Before we conclude the pull study aspect we’ll take a gander at table 2, the metrics for the hitters with at least 1000 PA facing a traditional shift. With this group, as with Table 1, presents no proof of a connection; some with higher averages pull the ball less and vice versa.
Looking at table 2, we have a ‘test subject’ in New York Mets first baseman Adrian Gonzalez. While he has the fewest appearances against the shift of the eligible examples, he has the lowest pull%, the highest average, and second-most wRC+. Whats more is Gonzalez also makes for a prime example of how xStats can be deceiving when using them to analyze a hitter with elevated tendencies to pull the ball.
Gonzalez is off to one of the worst starts of his career posting a slash line of .232/.321/.391. He’s also pulling the ball a lot more (44.6%) than he has since his second year of baseball (46.1%). His batted ball history hasn’t been skewed as badly as it is this year and, despite pulling less during the second half of his career, his productivity still declined.
To further elaborate, the two charts below show both his career batted ball heatmap ((top) and his current heatmap spray chart(bottom).
What makes him a good example is what xStats is telling us about him. His differential for batting average (BA-xBA) is -.059, slugging is -.163, and for Gonzalez’s wOBA is -.094. While these aren’t ludicrous disparities, it is also a little deceiving. Looking at what Gonzalez is doing in his (nearly) age 36 season, it’s hard to figure he should be hitting near .300 as he’s pulling so heavily through the first month of the season.
Here’s the interesting thing. Despite Gonzalez pulling nearly half of his batted balls, less than half of his plate appearances are facing a shift; 38 out of 81 plate appearances. So his xStats are relevant? Not exactly. What we don’t know is the on-base situation(s) that Gonzalez came to bat with. Runners on base cause defenses to all but abandon the shift on pull-hitters for a more strategical setup; you don’t want only one fielder to the right of second base with runners on as the likelihood of a successful steal to third is all but guaranteed.

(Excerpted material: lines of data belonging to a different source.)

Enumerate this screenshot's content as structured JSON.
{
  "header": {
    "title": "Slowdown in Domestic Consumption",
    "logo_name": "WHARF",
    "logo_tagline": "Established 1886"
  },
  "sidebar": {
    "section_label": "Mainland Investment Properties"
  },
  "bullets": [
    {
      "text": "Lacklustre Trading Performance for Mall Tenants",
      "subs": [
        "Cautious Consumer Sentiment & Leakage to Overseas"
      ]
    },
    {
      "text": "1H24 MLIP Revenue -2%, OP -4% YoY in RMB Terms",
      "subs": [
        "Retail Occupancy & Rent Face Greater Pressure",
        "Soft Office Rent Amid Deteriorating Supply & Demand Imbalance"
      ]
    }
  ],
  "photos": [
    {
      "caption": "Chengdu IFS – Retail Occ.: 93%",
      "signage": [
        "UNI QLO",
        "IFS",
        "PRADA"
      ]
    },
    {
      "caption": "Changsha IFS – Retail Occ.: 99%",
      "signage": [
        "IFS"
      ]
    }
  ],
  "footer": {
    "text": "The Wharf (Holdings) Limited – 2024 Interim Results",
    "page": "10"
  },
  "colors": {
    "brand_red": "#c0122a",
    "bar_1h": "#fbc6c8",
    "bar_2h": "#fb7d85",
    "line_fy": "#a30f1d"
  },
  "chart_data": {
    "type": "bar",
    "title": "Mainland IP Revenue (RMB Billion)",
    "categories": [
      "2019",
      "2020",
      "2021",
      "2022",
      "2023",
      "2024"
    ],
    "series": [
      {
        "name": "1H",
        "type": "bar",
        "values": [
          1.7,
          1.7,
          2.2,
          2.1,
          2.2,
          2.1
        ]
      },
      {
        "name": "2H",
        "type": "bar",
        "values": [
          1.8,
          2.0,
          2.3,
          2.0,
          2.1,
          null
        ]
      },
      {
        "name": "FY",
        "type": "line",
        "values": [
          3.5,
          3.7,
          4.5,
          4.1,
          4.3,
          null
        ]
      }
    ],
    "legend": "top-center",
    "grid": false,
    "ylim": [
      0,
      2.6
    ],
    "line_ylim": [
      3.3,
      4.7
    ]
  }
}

xStats rely on an average defense; no shifts, no weighing defensive prowess at any particular position to make successful hits to that location less likely. You have to take care before you can project a hitter to be underperforming without first looking into the hitters batted ball data. Players with higher pull rates (40%+) are the exception to the ‘rule’ of xStats.
The simple plots you show of Avg and babip against pull% indicate quite a strong relationship. The R^2 of .22 indicates that in this data, 22% of the variance in babip is directly attributable to pull% (in the simple linear regression). That’s HUGE given that babip has a lot of intrinsic variability and other factors like hard hit% likely matter as well. The R^2 for Avg is also not small at all given the number of factors that likely relate to Avg. Looking at your plot, extreme pull hitters should expect to hit like 30 pts worse than average and 50+ pts worse than someone on the low end of pull percentage. I think you undersell the amount of impact there.
Also, when you subset the data, you have some issues with high leverage points in your regression. If your curious to look for changes in the relationship over different regions, a nonlinear regression like a local weighted smoother would be more informative.